Un paysage industriel

En Ontario, les droits de scolarité sont beaucoup plus élevés qu’au Québec[1], sans oublier que le premier cycle y compte une année supplémentaire puisqu’on y passe directement du secondaire à l’université. Or, cette masse accrue de revenus n’empêche en rien la privatisation croissante du financement de notre université dont le paysage est de plus en plus industriel.

Dans le sillage du choc pétrolier de 1973, les universités des pays de l’OCDE sont de plus en plus encouragées par les gouvernements à aller chercher des fonds privés, à répondre aux besoins de leur « environnement » (ce qui se traduit par un branchement tendancieux sur les milieux d’affaires et à la présence souvent disproportionnée de ces derniers dans la structure de gouvernance des universités) et à adopter les méthodes et la culture d’entreprise. Leur mise en compétition pour les ressources d’enseignement et de recherche les rend semblables à des grenouilles qui veulent se faire bœufs. Elles se transforment peu à peu en énormes structures bureaucratiques impersonnelles qui peinent à être des milieux de vie sains, qui mettent en compétition tous ceux et celles qui y œuvrent et qui se vampirisent pour la « clientèle » étudiante. Quarante ans plus tard, cette tendance continue de se renforcer, et les universités ontariennes sont loin d’y échapper.

Cette culture d’entreprise s’applique également au financement de la recherche pour les étudiants-es aux cycles supérieurs. Ces courses à la subvention demandentaux candidats-es de se présenter comme des chercheurs-es standardisés-es produisant des savoirs standardisés. Cette homogénéisation exige la description et l’opérationnalisation de la recherche selon les termes, les critères et les catégorisations établis par les organismes subventionnaires, intimant le marketing de « compétences intégrales, flexibles et variées » des candidats-es, telles que leur « leadership ».

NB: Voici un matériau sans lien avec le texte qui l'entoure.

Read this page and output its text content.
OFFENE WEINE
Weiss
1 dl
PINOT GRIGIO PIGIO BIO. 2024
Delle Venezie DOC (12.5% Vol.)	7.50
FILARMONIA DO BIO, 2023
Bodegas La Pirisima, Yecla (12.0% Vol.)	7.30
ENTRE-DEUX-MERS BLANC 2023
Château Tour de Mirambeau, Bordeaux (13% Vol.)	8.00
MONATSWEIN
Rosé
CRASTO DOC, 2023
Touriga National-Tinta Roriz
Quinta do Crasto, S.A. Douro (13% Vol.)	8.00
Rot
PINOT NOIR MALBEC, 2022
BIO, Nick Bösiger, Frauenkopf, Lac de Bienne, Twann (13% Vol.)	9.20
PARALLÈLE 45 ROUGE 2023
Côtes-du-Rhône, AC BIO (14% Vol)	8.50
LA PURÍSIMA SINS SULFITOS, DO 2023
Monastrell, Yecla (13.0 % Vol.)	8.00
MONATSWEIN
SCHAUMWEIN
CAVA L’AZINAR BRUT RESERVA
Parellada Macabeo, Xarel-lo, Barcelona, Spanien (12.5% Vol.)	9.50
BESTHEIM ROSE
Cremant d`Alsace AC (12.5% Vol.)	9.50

Tout universitaire doit savoir se vendre sur le « marché de la recherche ». Dans ce marché, les étudiants-es comme les professeurs-es sont en compétition les uns avec les autres pour « vendre » leurs travaux en fonction des priorités gouvernementales. Par ces demandes de subvention que l’Université d’Ottawa rend maintenant conditionnelle à l’obtention de leur bourse d’admission, les étudiants-es des cycles supérieurs apprennent très tôt à devenir les sujets idéaux de l’économie entrepreneuriale du savoir et à devoir constamment justifier leur droit d’exister.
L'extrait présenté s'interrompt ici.